Il s'agit d'une part d'une activité qui invite les membres de L’Art d’Inclure à visiter une scène, à toucher des instruments et à discuter avec des musiciens avant un concert. L’expérience est organisée deux jours dans la semaine, pour éviter l’affluence du week-end.
Il s'agit d'autre part d'un « Concert dans le noir », qui inclut et sensibilise des personnes voyantes depuis 2019. « Cette année, nous avons aussi ouvert le concert dans le noir au public voyant, et réalisé qu’en fait, c’était mieux ainsi, puisque ce projet devenait inclusif. Le mélange de publics est valorisant pour toutes et pour tous », note Jérôme Arendse. Le festival a promu ce concert dans son programme et pris les réservations. En 2019, le public était constitué pour moitié de personnes voyantes et pour moitié de personnes aveugles et malvoyantes. L’expérience fut une réussite, puisqu’il y avait une liste d’attente et que de l’avis des spectateurs, mélanger les publics a été une expérience enrichissante.
« Le Cully Jazz Festival a très tôt voulu améliorer l’accessibilité de la manifestation. »
« Collaborer avec une association d’inclusion culturelle est essentiel pour connaître les besoins et les envies des personnes à besoins spéciaux que nous souhaitons aussi accueillir », précise Marta Arias, responsable de la communication du festival. « Le Cully Jazz Festival a très tôt voulu améliorer l’accessibilité de la manifestation, même si le cadre, très beau, n’est pas des plus pratiques pour les personnes à mobilité réduite ou avec un handicap de la vue ou de l’ouïe. Heureusement, nous pouvons compter sur les bénévoles de La Chaise rouge pour un accompagnement personnalisé. » Il est clair que dans un vieux bourg, tous les caveaux ne peuvent pas être accessibles, mais un plan très précis et validé par Pro Infirmis Vaud est mis en ligne sur le site de la manifestation.

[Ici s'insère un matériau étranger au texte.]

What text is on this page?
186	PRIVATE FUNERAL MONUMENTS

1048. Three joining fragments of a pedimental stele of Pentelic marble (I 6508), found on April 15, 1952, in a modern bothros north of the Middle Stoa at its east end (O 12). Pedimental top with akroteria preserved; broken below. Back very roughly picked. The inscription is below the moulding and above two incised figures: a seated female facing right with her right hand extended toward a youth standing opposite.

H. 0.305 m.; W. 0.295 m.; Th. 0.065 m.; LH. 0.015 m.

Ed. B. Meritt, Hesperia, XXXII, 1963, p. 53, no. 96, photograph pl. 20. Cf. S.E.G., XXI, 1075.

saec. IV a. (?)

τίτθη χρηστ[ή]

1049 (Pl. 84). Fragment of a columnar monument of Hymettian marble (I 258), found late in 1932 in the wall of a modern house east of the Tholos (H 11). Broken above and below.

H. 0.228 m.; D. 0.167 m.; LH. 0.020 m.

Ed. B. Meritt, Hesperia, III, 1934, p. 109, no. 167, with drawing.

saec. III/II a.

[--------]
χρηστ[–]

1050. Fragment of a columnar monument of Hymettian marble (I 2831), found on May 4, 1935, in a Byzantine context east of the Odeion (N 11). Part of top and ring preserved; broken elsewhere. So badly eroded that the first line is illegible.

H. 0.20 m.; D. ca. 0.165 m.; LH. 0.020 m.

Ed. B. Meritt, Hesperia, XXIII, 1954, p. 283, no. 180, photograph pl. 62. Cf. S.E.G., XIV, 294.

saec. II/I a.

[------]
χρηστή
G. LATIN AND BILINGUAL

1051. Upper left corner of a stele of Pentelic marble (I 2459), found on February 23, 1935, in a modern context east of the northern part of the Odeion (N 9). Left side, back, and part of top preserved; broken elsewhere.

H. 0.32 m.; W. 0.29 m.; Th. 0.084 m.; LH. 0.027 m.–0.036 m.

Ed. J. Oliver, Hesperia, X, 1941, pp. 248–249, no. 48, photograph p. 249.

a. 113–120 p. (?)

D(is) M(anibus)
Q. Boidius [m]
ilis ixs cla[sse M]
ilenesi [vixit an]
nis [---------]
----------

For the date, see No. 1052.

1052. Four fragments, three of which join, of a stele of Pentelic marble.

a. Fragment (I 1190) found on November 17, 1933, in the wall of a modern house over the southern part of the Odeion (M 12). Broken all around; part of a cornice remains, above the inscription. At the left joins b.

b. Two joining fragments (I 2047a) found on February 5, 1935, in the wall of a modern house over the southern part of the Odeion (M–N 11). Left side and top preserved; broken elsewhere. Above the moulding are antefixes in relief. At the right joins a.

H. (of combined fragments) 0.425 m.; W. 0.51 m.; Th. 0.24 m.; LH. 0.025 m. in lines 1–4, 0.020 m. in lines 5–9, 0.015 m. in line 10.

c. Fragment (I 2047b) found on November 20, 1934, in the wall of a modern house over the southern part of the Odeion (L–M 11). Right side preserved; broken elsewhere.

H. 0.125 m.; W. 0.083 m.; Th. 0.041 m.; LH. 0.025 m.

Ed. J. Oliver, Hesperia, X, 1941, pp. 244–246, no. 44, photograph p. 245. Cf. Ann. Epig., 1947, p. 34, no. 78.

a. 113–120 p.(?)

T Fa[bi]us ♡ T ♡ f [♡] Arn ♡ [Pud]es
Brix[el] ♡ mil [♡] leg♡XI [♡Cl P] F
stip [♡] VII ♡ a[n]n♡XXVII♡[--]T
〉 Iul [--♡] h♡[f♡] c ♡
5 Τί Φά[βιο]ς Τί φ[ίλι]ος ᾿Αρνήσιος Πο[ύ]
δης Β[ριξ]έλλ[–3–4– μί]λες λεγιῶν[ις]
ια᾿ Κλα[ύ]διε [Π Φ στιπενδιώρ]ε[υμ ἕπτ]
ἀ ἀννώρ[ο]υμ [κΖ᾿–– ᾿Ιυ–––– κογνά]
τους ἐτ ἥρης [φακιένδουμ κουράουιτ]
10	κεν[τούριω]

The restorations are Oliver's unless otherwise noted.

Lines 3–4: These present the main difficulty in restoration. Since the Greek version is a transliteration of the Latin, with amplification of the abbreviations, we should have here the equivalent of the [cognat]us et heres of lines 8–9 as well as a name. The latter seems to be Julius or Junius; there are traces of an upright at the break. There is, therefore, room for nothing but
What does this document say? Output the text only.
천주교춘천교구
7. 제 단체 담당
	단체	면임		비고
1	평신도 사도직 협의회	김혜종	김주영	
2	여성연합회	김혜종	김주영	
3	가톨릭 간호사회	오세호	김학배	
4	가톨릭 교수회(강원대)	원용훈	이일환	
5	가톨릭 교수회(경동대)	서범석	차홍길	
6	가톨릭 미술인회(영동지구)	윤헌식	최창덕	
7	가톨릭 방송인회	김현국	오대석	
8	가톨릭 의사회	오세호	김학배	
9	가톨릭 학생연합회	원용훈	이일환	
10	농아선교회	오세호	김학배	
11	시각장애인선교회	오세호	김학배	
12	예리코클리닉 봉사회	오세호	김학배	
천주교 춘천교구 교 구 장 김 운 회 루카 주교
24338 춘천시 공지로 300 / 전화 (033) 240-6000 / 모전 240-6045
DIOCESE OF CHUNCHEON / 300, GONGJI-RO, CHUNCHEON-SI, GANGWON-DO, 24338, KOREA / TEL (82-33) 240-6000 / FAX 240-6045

Le budget des projets d’inclusion est compris dans celui de la médiation culturelle, que gère la commission ad hoc, dont Jérôme Arendse fait partie. « Chaque année, la commission se réunit après le festival pour un retour d’expérience, avec la coordinatrice qui fait le lien avec le comité. La commission fait le bilan, consigne les points forts et faibles, et en tient compte lors de la prochaine édition », note Marta Arias. Avant de préciser que le Cully Jazz Festival réfléchit à engager un professionnel ou une professionnelle qui pourrait gérer tous les projets de médiation culturelle.
« Notre mission, c'est d'améliorer l’accès à la culture, pour toutes et pour tous. »
Lorsqu’elle a commencé à perdre la vue il y a dix ans, Muriel Siksou, présidente de L’Art d’Inclure, ne pouvait se résoudre à renoncer aux sorties culturelles. Dans un premier temps, elle était en charge des activités culturelles à la section vaudoise de la Fédération suisse des aveugles et des malvoyants FSA. En 2015, elle a décidé de créer l’association L’Art d’Inclure pour faciliter l’accès à la culture pour les personnes en situation de handicap visuel, avec une surdicécité, et pour toute personne intéressée. Au-delà de la découverte d’une exposition ou d’un spectacle, L’Art d’Inclure accorde une importance particulière aux échanges entre ses membres. Une fois par mois, les membres se retrouvent pour une visite guidée d’un musée, qui a auparavant été sensibilisé par L’Art d’Inclure à la visite descriptive et sensorielle.
Deux festivals de musique vaudois, le Cully Jazz Festival et Festi Musiques Moudon, collaborent également avec l’association. « Je travaille avec les services de médiation culturelle des musées pour préparer et pour adapter une visite pour les visiteurs avec un handicap visuel, par exemple à l’Espace des inventions à Lausanne », explique Muriel Siksou. « Nous choisissons certaines œuvres-clef, quelques objets qu’il est possible de toucher, et je prépare une introduction qui donne une vision globale de l’exposition. » Et elle conclut : « Notre mission, c’est d’améliorer l’accès à la culture, pour toutes et pour tous. »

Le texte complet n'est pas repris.